L’idea del film: c’è un palazzo (come una specie di Mediaset dell’epoca) in cui fanno degli spettacoli di piccoli artisti per
produrre un ciclo di pubblicità continua e ogni tanto c’è qualche numero in cui intervengono Ginger e Fred. È un film
contro la televisione privata. Ricordiamo che il suo primo film fu una critica ai fotoromanzi. 
 Intervista del 1987 momento simbolico in cui i tecnici e i macchinisti di Federico si mettono sotto un telone per
coprirsi dalla pioggia. Arrivano gli indiani che invece delle lance hanno le antenne della televisione→ il cinema viene
ammazzato dalla televisione.
 La voce della Luna del 1990 è un film in cui ci sono due personaggi interpretati da Benigni e Paolo Villaggio.

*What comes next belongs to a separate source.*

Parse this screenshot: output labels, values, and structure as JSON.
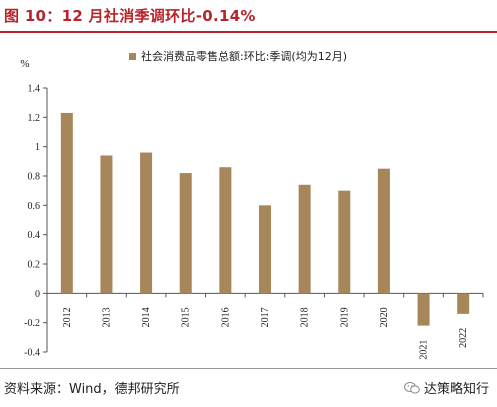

Vagano in un’Italia di provincia. Benigni alla fine va in campagna e c’è un pozzo (ricordiamo il detto “prendi la luna nel
pozzo” che viene dalla leggenda che si potesse prendere la luna con il secchio). La luna però non si esprime più perché le
antenne della tv interferiscono. Addirittura la luna è caduta sulla terra. Ricorda la scena della Madonna della Dolce Vita.
È importante in questo film lo sdoppiamento di personaggi. Fellini ha sempre creduto che l’identità fosse scissa in due.
Appoggiava questa idea all’elemento circense dei clown divisi in clown bianco (il più fantasioso) e clown cesare (il più
razionale). Le due entità all'interno di ogni essere umano. Anche le cosiddette coppie di amici attori sono sempre
strutturate così. Uno più fantasioso e uno più razionale. Si manifesta in questo film come si era espresso in I clowns.
Fellini qui va Parigi a cercare tracce della grande tradizione circense. Qui trova i discendenti dei grandi circhi che erano
per lo più italiani. Un film molto affascinante con cui ricostruisce gli spettacoli dei clowns. Da piccolo Fellini amava il
circo quindi è come se ritornasse alla sua infanzia. È quindi una discesa in se stesso. Uno dei due clown muore e l’altro
rimane solo, suona la tromba e si allontana dal circo in una scena molto commovente. Come a simboleggiare che
quando moriremo una delle due parti della nostra essenza rimarrà sola.